K-Cup recycling too popular for Wheaton's to handle
Company had 11 tonnes of disposable coffee cups turned in since September
An initiative to recycle K-Cups — the single serve disposable coffee cups — has had to be scaled back because its proven too popular.
The furniture and decor company Wheaton's originally announced in September that its stores in Nova Scotia and New Brunswick would take K-Cups and deliver them to the Dartmouth Adult Services Centre (DASC), where workers with intellectual disabilities were hired to break them down for recycling.
Less than halfway into the pilot, the 11 tonnes of K-Cups the company had collected proved too much.
Volume too high
"There was no way we could handle such a volume," said DASC executive director Cathy Deagle-Gammon. "It was just so much."

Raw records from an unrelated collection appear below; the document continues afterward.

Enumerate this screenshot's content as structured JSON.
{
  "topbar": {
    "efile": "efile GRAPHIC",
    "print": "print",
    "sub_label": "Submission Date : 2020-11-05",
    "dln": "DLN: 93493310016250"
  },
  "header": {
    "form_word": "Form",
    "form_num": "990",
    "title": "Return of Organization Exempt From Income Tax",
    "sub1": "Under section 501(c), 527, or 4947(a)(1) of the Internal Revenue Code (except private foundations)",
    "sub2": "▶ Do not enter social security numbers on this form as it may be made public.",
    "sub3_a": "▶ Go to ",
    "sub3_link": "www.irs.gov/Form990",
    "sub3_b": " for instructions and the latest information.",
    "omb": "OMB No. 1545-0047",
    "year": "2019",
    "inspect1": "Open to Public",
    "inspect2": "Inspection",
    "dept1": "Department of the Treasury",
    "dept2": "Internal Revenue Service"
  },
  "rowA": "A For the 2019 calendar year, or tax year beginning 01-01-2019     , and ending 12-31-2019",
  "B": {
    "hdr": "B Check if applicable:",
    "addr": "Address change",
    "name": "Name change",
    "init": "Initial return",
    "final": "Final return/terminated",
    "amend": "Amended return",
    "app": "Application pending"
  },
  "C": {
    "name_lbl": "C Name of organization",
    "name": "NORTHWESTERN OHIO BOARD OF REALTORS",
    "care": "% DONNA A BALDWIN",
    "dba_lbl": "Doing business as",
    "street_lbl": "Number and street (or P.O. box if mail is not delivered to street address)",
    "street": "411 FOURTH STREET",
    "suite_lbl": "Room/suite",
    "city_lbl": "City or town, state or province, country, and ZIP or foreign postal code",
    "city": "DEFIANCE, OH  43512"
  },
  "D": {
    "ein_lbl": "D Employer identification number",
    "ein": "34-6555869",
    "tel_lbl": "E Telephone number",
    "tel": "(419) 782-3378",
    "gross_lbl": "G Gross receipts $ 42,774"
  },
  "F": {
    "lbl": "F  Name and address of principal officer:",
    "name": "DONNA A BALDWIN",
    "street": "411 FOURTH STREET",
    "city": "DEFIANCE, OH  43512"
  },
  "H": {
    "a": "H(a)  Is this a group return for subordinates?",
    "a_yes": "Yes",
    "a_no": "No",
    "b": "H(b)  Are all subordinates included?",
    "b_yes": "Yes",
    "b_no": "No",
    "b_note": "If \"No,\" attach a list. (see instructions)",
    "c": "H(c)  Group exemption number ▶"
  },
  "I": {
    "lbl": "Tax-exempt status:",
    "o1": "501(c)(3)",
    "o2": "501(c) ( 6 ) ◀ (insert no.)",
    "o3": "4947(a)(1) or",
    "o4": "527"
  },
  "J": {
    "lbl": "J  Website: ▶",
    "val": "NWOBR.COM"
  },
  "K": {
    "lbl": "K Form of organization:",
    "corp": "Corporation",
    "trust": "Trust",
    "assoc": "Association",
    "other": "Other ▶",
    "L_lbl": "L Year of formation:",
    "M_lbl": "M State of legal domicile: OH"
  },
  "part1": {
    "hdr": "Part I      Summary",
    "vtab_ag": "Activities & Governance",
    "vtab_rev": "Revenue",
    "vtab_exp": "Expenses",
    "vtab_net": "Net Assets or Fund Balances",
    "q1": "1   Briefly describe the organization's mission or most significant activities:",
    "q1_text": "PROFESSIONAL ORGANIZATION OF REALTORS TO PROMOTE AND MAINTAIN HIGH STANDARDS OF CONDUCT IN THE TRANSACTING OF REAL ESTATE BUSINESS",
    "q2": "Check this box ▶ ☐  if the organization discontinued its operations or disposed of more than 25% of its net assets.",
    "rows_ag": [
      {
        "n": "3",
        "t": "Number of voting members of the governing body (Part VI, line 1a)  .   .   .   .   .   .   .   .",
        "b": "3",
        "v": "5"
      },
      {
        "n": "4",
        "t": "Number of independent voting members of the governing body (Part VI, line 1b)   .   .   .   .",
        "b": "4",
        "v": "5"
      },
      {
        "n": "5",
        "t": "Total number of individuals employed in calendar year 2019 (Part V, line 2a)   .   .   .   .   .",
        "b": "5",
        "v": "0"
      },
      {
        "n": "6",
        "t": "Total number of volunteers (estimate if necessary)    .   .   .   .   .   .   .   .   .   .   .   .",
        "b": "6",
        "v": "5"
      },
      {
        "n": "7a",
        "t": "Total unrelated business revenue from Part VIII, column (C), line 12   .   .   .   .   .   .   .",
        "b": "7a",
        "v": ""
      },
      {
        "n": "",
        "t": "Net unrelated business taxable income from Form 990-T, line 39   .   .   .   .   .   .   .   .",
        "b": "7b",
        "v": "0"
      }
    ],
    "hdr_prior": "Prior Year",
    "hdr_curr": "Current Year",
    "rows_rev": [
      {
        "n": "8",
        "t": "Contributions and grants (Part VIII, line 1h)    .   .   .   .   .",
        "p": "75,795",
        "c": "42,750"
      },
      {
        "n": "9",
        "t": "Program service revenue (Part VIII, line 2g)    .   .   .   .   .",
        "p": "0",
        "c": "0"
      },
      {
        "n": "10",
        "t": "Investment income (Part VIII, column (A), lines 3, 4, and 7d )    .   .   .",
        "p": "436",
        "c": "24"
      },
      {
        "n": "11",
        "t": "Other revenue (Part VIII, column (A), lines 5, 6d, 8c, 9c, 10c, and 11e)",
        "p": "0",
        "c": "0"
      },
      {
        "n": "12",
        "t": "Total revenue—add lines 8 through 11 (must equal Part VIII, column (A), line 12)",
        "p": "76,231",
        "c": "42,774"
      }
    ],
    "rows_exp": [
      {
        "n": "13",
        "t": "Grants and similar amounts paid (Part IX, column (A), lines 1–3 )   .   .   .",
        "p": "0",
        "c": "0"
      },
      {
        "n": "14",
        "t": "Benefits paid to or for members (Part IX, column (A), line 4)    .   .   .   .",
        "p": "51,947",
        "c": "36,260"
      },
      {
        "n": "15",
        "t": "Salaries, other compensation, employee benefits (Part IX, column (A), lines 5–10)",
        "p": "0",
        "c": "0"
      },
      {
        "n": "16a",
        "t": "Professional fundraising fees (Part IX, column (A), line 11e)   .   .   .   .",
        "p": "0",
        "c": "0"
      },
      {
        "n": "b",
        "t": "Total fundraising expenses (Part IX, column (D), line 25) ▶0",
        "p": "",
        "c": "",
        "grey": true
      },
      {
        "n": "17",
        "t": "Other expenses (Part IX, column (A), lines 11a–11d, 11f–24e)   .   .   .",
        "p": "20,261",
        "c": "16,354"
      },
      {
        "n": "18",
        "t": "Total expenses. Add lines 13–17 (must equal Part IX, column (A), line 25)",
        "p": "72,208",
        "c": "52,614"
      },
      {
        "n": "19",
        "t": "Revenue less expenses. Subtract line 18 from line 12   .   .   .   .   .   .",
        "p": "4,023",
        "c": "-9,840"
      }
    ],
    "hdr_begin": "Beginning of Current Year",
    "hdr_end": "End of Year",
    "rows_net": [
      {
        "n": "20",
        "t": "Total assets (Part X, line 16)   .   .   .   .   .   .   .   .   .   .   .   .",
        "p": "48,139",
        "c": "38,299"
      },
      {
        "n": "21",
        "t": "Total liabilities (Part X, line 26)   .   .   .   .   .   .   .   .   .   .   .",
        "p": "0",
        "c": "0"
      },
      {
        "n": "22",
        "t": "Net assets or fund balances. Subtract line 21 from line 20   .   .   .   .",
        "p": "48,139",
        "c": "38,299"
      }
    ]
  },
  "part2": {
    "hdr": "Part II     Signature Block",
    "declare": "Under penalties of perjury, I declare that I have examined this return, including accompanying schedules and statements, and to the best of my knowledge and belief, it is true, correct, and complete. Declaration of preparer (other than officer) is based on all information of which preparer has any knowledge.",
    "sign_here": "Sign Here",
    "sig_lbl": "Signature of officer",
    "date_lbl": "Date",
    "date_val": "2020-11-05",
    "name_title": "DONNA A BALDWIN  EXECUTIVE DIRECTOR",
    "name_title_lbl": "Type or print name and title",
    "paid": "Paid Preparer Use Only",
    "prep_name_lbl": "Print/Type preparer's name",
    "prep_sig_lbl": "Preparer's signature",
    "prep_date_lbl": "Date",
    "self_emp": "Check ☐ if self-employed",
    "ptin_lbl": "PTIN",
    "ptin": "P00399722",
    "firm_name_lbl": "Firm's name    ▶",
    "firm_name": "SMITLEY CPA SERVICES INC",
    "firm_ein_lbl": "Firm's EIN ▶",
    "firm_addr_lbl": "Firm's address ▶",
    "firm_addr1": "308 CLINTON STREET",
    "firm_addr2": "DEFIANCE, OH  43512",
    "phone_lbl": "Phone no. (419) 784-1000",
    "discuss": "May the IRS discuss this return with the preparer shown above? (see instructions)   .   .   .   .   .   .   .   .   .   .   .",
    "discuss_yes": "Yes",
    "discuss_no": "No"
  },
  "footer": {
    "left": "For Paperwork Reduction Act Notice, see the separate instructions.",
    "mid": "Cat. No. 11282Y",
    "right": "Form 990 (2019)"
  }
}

"When we first started this we were so worried. It was so dependent on customers returning their K-Cups and we were wondering will they or won't they," said Deagle-Gammon. "And wow, people just turned out in spades, which was lovely."
"We had responses from odd places," said Bradford. "We had a call come from the state government of Nevada wanting to send us their K-Cups to be recycled. They were willing to pay to have them shipped up."
Wheaton's says their stores will only accept the cups that have been purchased at their stores for now, and the partnership with DASC is on hold until the companies can work out a better way to recycle all those cups in the new year.